Dr. Michael Egnor, of this parish, argues that the human eye exemplifies intelligent design. He believes that its complex structure and functionality cannot be sufficiently explained by random evolutionary processes. Dr Egnor posits that the intricate design of the eye indicates the presence of a purposeful creator rather than mere chance (I highly recommend his excellent co-written book with senior science journalist Denyse O’Leary, The Immortal Mind: A Neurosurgeon’s Case for the Existence of the Soul, and look out for their forthcoming follow-up book due for publication 2027).
Common sense tells us that intelligent design is the intelligent answer on how the eye works and exists, along with all the other amazing body parts of the human body.
But the eye is something special and is highly symbolic in both world religions and the Arts. In movies, some of the most profound shots are that of the human eye, especially in dreams.

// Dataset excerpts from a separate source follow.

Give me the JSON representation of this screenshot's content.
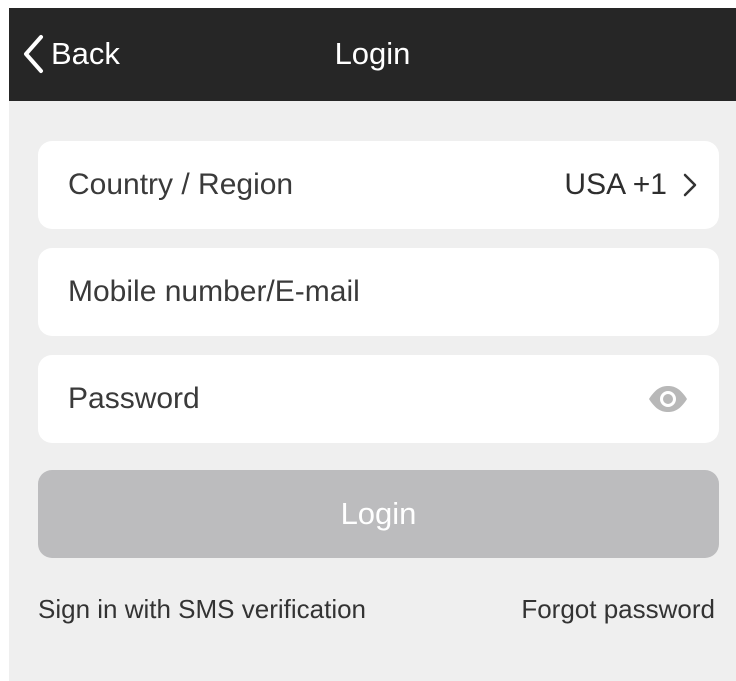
{
  "header": {
    "back_label": "Back",
    "title": "Login"
  },
  "form": {
    "country": {
      "label": "Country / Region",
      "value": "USA +1"
    },
    "account": {
      "placeholder": "Mobile number/E-mail",
      "value": ""
    },
    "password": {
      "placeholder": "Password",
      "value": ""
    },
    "login_label": "Login"
  },
  "links": {
    "sms_signin": "Sign in with SMS verification",
    "forgot_password": "Forgot password"
  },
  "icons": {
    "back": "chevron-left-icon",
    "country_chevron": "chevron-right-icon",
    "password_toggle": "eye-icon"
  },
  "colors": {
    "header_bg": "#262626",
    "page_bg": "#efefef",
    "card_bg": "#ffffff",
    "login_button_disabled": "#bcbcbe",
    "eye_icon": "#b8b8b8"
  }
}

In the classic 1945 Alfred Hitchcock movie, Spellbound, we see a psychoanalyst trying to interpret the protagonist’s dream, the scenes of which are infused with large paintings of eyes.
In semiotics, the study of signs and symbols, the focus is on how they create meaning and communicate ideas and how we interpret them. Drawing from linguistics, philosophy, psychology, and cultural studies, the visual effects of semiotics are a powerful tool, especially in the fields of propaganda and indoctrination. What the eyes perceive, the mind picks up and can manifest behaviors both positive and/or negative. Symbols are particularly powerful in achieving this.
In literature, one of the most famous books of the 20th century and beyond focuses on vision: 1984, with Big Brother always watching you, while the evil O’Brien uses the question, “How many fingers am I holding up?” to test Winston’s loyalty to the Party, forcing him to deny reality of the amount of fingers and accept the Party’s version of truth being a category of Big Brother’s mind, when it should be the Logos of the Mind of God.
In music, eyes also feature heavily in love songs, both literally and metaphorically, in some of the greatest melodies of all time: I Only Have Eyes For You; Can’t Take My Eyes Off You; Brown Eyed Girl; Spanish Eyes; Smoke Gets in Your Eyes; Don’t it Make My Brown Eyes Blue; to name just a few.
In poetry, two classic poems of the 20th century come to Mind: The heavily visual “The Stolen Child” by W.B. Yeats, and his other poem “The Second Coming”:
…Surely some revelation is at hand;
Surely the Second Coming is at hand.
The Second Coming! Hardly are those words out
When a vast image out of Spiritus Mundi
Troubles my sight: somewhere in sands of the desert
A shape with lion body and the head of a man,
A gaze blank and pitiless as the sun,
Is moving its slow thighs, while all about it
Reel shadows of the indignant desert birds…
To quote Scripture: “The eye is the lamp of the body”(Matthew 6:22-23).